Stress decreases the production of progesterone in the body. If we are stressed out the adrenal glands “steal” the precursor to progesterone and instead use it to produce cortisol, the stress hormone. This process is called “pregnenolone steal”.

  1. Limit chemical estrogen exposure

Xenoestrogens are found in creams, shampoos, cleaning supplies, lotions, soaps, perfumes, hair sprays, and more.

You can find them also in paint, dry-cleaning, pesticides, plastic, aluminum cans, chemicals, car exhaust, pesticides, herbicides, fungicides; nail polish; glues and paint removers.

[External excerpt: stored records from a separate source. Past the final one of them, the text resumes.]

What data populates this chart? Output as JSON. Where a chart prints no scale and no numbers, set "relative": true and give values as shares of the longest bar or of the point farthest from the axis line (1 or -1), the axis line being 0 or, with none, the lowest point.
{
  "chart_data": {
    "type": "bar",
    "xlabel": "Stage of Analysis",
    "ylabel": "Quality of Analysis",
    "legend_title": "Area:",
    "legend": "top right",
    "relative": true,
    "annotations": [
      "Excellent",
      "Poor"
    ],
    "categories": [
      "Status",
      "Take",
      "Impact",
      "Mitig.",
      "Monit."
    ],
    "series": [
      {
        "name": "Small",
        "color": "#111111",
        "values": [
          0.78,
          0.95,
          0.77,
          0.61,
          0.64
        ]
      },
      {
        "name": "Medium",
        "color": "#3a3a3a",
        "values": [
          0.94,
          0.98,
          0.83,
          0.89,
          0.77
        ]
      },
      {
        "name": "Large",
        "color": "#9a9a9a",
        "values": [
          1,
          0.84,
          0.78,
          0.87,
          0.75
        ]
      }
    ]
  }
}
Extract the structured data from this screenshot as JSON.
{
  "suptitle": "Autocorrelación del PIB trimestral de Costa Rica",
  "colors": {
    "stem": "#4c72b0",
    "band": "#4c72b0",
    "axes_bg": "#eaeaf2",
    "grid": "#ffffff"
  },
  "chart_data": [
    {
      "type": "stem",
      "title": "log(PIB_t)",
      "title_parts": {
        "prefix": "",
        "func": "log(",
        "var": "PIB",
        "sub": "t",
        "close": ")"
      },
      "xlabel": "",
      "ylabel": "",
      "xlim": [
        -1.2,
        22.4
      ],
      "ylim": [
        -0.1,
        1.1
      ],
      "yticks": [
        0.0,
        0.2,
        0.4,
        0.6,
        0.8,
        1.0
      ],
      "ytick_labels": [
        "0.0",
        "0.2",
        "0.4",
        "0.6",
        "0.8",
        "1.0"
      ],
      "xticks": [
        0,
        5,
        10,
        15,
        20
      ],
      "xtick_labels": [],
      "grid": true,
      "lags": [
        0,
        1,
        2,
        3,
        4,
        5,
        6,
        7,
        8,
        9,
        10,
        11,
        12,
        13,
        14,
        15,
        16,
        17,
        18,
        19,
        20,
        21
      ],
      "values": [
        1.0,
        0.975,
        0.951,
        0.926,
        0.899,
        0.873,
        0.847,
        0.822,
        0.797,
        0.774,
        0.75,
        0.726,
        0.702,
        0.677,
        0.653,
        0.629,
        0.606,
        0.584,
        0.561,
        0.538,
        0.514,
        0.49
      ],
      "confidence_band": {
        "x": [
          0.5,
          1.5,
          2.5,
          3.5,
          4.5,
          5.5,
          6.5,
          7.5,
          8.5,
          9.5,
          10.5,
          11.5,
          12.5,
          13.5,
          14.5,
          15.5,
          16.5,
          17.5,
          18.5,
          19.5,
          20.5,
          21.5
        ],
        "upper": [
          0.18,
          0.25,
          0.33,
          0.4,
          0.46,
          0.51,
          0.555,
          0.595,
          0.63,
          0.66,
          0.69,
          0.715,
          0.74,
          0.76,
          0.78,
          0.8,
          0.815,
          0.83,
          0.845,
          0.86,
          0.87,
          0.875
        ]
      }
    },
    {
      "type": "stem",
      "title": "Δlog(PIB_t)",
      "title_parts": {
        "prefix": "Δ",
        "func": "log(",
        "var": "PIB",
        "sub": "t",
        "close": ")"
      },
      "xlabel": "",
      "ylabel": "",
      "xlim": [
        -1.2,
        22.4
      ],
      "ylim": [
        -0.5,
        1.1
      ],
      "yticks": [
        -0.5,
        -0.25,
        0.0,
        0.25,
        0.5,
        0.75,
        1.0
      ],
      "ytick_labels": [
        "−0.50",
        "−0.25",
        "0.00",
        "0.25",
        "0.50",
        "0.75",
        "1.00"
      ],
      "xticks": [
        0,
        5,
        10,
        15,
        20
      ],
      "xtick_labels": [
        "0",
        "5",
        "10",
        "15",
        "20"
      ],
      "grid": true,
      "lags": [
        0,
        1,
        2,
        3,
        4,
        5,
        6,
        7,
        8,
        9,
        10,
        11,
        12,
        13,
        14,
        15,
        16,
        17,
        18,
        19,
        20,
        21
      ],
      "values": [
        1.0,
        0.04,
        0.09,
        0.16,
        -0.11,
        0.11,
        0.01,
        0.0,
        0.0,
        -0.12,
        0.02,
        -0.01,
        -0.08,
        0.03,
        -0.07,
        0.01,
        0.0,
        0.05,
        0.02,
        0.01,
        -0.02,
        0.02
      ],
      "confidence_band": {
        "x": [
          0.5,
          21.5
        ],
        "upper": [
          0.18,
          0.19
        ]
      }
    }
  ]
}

You can evaluate the quality and pureness of your cosmetics on here www.ewg.org.

  1. Quit alcohol

Alcohol increases estrogen in the body in both men and women, disrupts blood sugar regulation, which creates additional stress on the body. Even in moderation, alcohol can tip the scales for estrogen dominance. Studies have found a link between alcohol consumption and high levels of the potent estrogen—estradiol. This process is happening because your liver is breaking down and clearing toxins and other substances that the body doesn’t need from the bloodstream, including alcohol and estrogen. When alcohol is consumed the liver is preoccupied with eliminating the alcohol toxins, which impacts the liver’s ability to clear estrogens from the body.

  1. Decrease body fat

Fat cells produce more estrogen via aromatase enzymes that convert testosterone into estrogen. Building a lean body mass and decreasing body fat are necessary steps to reduce estrogen levels in the body.  Certain foods and nutrients can help to decrease aromatase such as the flavones found in citrus (specifically the skins), green tea, zinc, melatonin and selenium. 

  1. Skip the caffeine

When we consume caffeine the adrenal glands are stimulated which causes them to release cortisol and other stress hormones in preparation to fight a perceived threat. Having caffeine every day exhausts the adrenals and can cause them to stop releasing adequate levels of essential hormones. One of those hormones is insulin, which can cause blood sugar fluctuations and lead to chronic inflammation. Additionally, the thyroid gland, which is responsible for the production of many essential hormones, relies on the adrenal glands for proper function and may weaken without proper balance. This process increases inflammation even more and the result is a reduction in sex hormones like progesterone and testosterone, which are required to keep estrogen in healthy harmony and balance.